The Dzunda shook, rippled and screamed like something alive as the shock wave of the earlier nuclear explosion seemed to pick it up and rattle it. Dwellers swung this way and that across the concourse, banging into each other, walls, floor and ceiling, filling the gas with oaths and debris. Another pair of screens cut out but enough remained to show the closing fleet of mercury-coloured Dreadnoughts livid with fire outgoing and incoming. Lasers sheened off, fans of interceptor projectiles and beams combed the gas and sundered darting, twisting missiles. Two more of the dark ships, then a third, exploded or crumpled and started to fall or spiral down, but two more of the giant Dreadnoughts disappeared in massive, screen-hazing detonations.

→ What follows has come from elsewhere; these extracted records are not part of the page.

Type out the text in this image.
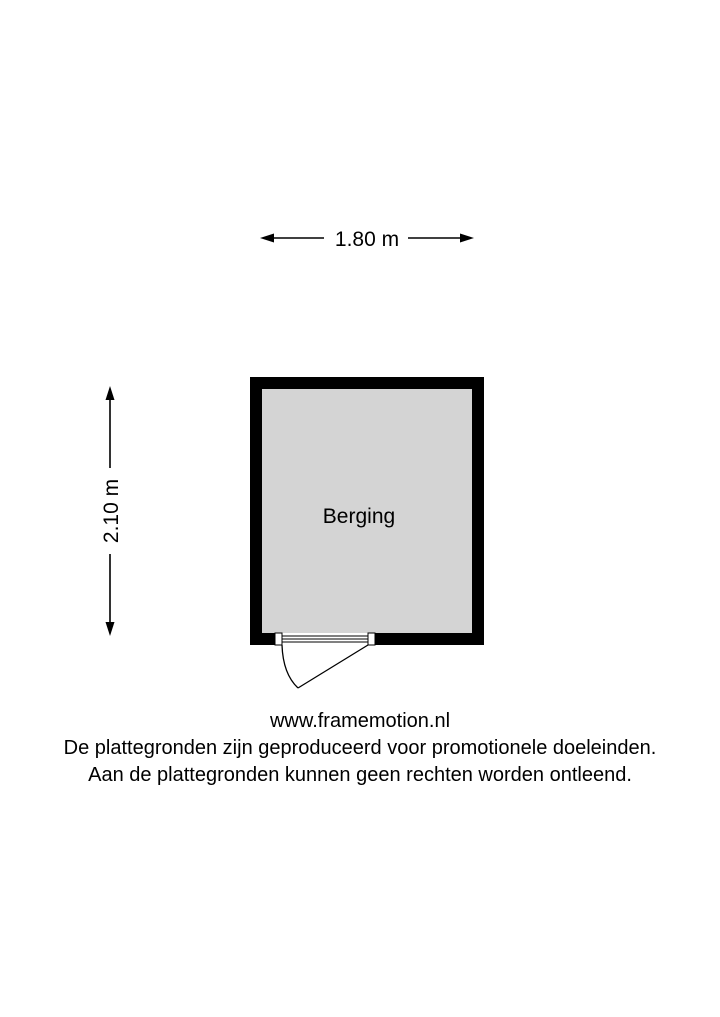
1.80 m
2.10 m	Berging
www.framemotion.nl
De plattegronden zijn geproduceerd voor promotionele doeleinden.
Aan de plattegronden kunnen geen rechten worden ontleend.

A couple more Dreadnoughts were suddenly caught in a fiercely bright beam from immediately above, from out of the clear yellow sky. The beam fell between them, making each massive ship wobble as if stumbling in the gas. Then it split into two parallel shafts, each violet rod narrowing in an instant and chopping through its targeted Dreadnought like an axe through a neck.
posted by kzin602 at 12:41 AM on December 28, 2011


If you actually go and look all of these up, you should post them to a blog / mefi post, and pm me. :)
posted by victory_laser at 2:21 AM on December 28, 2011


I cannot believe I am actually using this example, but one of the Twilight books has Bella experiencing some sort of catatonic state when Edward leaves her. This is shown by having several blank pages. Shitty books, but that part really made an impression on me as very descriptive (non)writing. May have been the best part of the whole series, come to think of it.
posted by JJtheJetPlane at 7:51 AM on December 28, 2011


Despite taking place inside of a MMORPG, the climax of Ready Player One is, I would think, to be of sufficient epic-ness.
posted by theartandsound at 10:39 AM on December 28, 2011 [1 favorite]


I don't remember which book, but I really enjoyed a detailed slow-motion description of a nuclear explosion in one of the tom clancy books. I know, tom clancy. but still.